12(b)(6). See Cesal v. Moats, 851 F.3d 714, 720 (7th Cir. 2017) (citing Booker-El v. Superintendent, Ind. State Prison, 668 F.3d 896, 899 (7th Cir. 2012)). To state a claim, a complaint must include “a short and plain statement of the claim showing that the pleader is entitled to relief.” Fed. R. Civ. P. 8(a)(2). The complaint must contain enough facts, accepted as true, to “state a claim for relief that is plausible on its face.” Ashcroft v. Iqbal, 556 U.S. 662, 678 (2009) (quoting Bell Atlantic Corp.

3 v.

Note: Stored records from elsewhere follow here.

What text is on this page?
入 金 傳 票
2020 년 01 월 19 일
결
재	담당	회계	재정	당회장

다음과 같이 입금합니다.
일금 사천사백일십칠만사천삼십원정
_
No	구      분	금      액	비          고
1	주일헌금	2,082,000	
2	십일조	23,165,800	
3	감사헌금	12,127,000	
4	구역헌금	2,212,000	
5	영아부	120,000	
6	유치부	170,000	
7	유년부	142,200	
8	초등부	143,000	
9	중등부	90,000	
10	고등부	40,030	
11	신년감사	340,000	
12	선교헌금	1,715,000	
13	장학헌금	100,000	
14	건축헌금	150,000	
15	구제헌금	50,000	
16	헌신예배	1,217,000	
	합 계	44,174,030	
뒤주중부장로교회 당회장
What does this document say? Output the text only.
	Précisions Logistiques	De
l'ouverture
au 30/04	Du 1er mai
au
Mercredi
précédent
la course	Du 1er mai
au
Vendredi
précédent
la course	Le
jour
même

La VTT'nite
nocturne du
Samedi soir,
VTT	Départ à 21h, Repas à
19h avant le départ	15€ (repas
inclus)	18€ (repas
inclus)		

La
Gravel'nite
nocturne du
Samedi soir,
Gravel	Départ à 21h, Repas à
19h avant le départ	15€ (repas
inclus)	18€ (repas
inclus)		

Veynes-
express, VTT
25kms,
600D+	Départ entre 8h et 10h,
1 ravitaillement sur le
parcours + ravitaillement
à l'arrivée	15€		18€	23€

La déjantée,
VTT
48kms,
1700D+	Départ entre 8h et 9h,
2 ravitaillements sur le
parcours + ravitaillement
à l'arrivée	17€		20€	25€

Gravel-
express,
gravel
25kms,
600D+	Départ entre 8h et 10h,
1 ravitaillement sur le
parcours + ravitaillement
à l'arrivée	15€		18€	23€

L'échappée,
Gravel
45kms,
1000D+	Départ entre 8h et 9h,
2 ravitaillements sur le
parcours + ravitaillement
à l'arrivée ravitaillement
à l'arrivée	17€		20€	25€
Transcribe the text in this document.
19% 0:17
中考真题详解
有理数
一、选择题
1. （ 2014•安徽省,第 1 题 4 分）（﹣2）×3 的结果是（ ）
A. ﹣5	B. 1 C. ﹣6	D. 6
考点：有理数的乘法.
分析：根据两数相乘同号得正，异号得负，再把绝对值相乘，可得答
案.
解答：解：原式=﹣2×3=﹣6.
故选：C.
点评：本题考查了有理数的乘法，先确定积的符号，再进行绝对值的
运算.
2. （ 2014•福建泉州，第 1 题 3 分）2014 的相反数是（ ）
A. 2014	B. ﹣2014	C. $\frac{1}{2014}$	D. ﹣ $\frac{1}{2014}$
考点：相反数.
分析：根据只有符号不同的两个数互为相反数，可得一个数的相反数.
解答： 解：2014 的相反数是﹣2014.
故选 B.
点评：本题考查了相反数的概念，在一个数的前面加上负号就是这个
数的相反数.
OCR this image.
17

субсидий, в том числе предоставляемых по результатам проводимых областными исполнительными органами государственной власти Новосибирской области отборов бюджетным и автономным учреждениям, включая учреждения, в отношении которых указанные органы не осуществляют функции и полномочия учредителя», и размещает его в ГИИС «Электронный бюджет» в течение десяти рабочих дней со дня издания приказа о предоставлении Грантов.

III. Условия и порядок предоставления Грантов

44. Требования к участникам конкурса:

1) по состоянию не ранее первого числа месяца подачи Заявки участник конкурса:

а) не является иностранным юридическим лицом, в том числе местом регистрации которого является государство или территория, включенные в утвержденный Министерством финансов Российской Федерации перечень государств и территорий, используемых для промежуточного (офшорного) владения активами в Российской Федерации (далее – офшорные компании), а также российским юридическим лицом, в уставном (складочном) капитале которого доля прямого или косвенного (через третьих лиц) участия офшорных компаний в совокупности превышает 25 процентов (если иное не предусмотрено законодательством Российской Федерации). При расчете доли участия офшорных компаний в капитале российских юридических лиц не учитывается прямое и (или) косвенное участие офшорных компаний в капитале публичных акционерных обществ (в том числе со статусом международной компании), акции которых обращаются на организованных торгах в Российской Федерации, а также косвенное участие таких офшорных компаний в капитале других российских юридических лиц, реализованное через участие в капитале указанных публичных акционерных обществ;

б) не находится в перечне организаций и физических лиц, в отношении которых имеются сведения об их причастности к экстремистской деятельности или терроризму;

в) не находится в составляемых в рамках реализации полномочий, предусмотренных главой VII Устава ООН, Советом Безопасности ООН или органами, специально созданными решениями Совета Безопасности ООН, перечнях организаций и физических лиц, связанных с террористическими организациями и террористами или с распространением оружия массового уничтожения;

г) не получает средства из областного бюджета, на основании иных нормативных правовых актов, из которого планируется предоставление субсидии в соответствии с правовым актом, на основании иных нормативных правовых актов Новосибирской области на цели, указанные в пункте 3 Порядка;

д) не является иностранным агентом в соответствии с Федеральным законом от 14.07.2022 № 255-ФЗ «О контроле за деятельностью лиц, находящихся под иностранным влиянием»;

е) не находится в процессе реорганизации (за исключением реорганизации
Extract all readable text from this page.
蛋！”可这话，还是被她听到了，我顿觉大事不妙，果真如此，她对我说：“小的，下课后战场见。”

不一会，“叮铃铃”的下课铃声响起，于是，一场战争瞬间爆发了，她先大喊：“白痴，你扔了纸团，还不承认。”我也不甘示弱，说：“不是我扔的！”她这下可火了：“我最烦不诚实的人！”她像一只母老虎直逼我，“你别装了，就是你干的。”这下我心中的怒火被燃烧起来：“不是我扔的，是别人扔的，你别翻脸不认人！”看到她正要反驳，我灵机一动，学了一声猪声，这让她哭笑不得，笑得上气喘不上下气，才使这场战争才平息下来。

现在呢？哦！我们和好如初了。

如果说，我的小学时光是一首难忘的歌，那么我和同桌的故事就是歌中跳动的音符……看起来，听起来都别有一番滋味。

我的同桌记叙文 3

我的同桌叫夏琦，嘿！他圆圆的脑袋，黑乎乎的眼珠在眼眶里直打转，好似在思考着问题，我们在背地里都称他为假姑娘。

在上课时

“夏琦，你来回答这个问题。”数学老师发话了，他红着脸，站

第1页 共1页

Twombly, 550 U.S. 544, 570 (2007)). “A claim has facial plausibility when the plaintiff pleads factual content that allows a court to draw the reasonable inference that the defendant is liable for the misconduct alleged.” Id. (citing Twombly, 550

U.S. at 556). To state a claim for relief under 42 U.S.C. § 1983, a plaintiff must allege that someone deprived him of a right secured by the Constitution or the laws of the United States, and that whoever deprived him of this right was acting under color of state law. D.S. v. E. Porter Cty. Sch. Corp., 799 F.3d 793, 798 (7th Cir. 2015) (citing Buchanan–Moore v. Cty. of Milwaukee, 570 F.3d 824, 827 (7th Cir. 2009)). The court construes pro se complaints liberally and holds them to a less stringent

standard than pleadings drafted by lawyers. Cesal, 851 F.3d at 720 (citing Perez v. Fenoglio, 792 F.3d 768, 776 (7th Cir. 2015)). Woodland’s Allegations Woodland alleges that on May 9, 2018, defendant Christine Ross, his probation agent, had him arrested at work because she had probable cause Woodland was involved in a robbery of a Game Stop store in Milwaukee, Wisconsin.

(ECF No. 10, ¶¶ 1-2.) Ross’s probable cause finding was based off her positively identifying Woodland in still photos of the robbery. (Id., ¶ 1.) On May 22, 2018, Woodland received notice that there would be a revocation hearing, and the notice informed Woodland that “he may inspect any evidence to be used against him at [the] revocation hearing.” (Id., ¶ 4.) When Woodland received the evidence packet prior to the hearing, the still photos that formed the basis of

4 Ross’s probable cause finding were not included. (Id., ¶ 5.) Both Woodland and his attorney made several requests to Ross for the photos, but Ross never produced the photos. (Id., ¶ 6.)

Woodland’s revocation hearing took place on September 13, 2018. (Id., ¶ 7.) During the hearing, Ross testified regarding the photos, and Woodland’s attorney objected because the photos had not been disclosed.